Guns end up in the hands of violent criminals in many ways, and one of the most frequently cited arguments against gun control is that people who intend to use guns to commit murder will be able to do so even if law-abiding citizens who want to buy guns for legitimate purposes are forced to jump through more hoops. But the fact is that many “crime guns” are originally purchased at federally licensed gun dealers, rather than acquired on the black market. And according to the Bureau of Alcohol, Tobacco, Firearms and Explosives, a small handful of dealers—just 1.2 percent—are responsible for supplying more than half of them. To be clear, this doesn’t necessarily mean these dealers are knowingly colluding with criminals—lots of crime guns are bought by “straw purchasers,” who pass them on to traffickers and who are not always easy to identify—but it does suggest something’s not working.
An eye-opening report from the Trace—a new website that specializes in coverage of gun issues—reveals why these gun dealers tend to escape the oversight of law enforcement: Last year, just 7 percent of the 140,000 licensed gun dealers nationwide were subjected to ATF inspections.
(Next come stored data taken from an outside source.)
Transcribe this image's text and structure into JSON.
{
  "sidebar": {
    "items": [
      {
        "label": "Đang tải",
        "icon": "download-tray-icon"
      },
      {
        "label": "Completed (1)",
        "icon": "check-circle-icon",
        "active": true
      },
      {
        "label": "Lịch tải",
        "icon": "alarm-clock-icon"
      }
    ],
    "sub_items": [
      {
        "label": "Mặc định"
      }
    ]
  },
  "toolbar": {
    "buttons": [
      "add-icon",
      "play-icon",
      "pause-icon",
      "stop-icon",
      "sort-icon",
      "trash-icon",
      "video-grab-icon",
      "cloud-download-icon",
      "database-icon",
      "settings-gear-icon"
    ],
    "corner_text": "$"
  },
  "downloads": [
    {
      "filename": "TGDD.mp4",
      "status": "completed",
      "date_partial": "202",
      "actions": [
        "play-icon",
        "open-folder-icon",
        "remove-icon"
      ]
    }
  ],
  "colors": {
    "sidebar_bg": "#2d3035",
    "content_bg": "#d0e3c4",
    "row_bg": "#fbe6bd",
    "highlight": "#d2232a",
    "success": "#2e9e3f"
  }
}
According to the Trace, oversight rules prevent the ATF’s 780 inspectors from checking in with a given dealer more than once a year unless they have a warrant to do so. But in reality these inspections happen even less frequently than that: Though the ATF has set a goal of making sure that every dealer in the country is inspected every three to five years, statistics show that in 2013, just 42 percent of gun dealers had been subjected to an inspection in the previous five years.
Furthermore, the Trace reports, the process of following up with dealers who have raised flags during inspections is extremely drawn out: When ATF inspectors found that a gun dealer outside of Milwaukee was missing records on 145 guns, budget constraints caused investigators to wait five whole years before making a return visit.
This is not how other industries work. As the Trace explains:
Businesses in other industries with implications for public health are subject to tougher oversight. The Food and Drug Administration (FDA) inspects tobacco retailers as many times a year as it sees fit. The same goes for alcohol retailers, which are inspected by the Tax and Trade Bureau (TTB), a division of the Department of the Treasury. The U.S. Drug Enforcement Agency (DEA), which regulates pharmaceutical manufacturers, is able to periodically audit registered controlled substance storage locations and laboratories across the country with no prior notice. It also enjoys wide latitude to shut down rogue Internet pharmacies.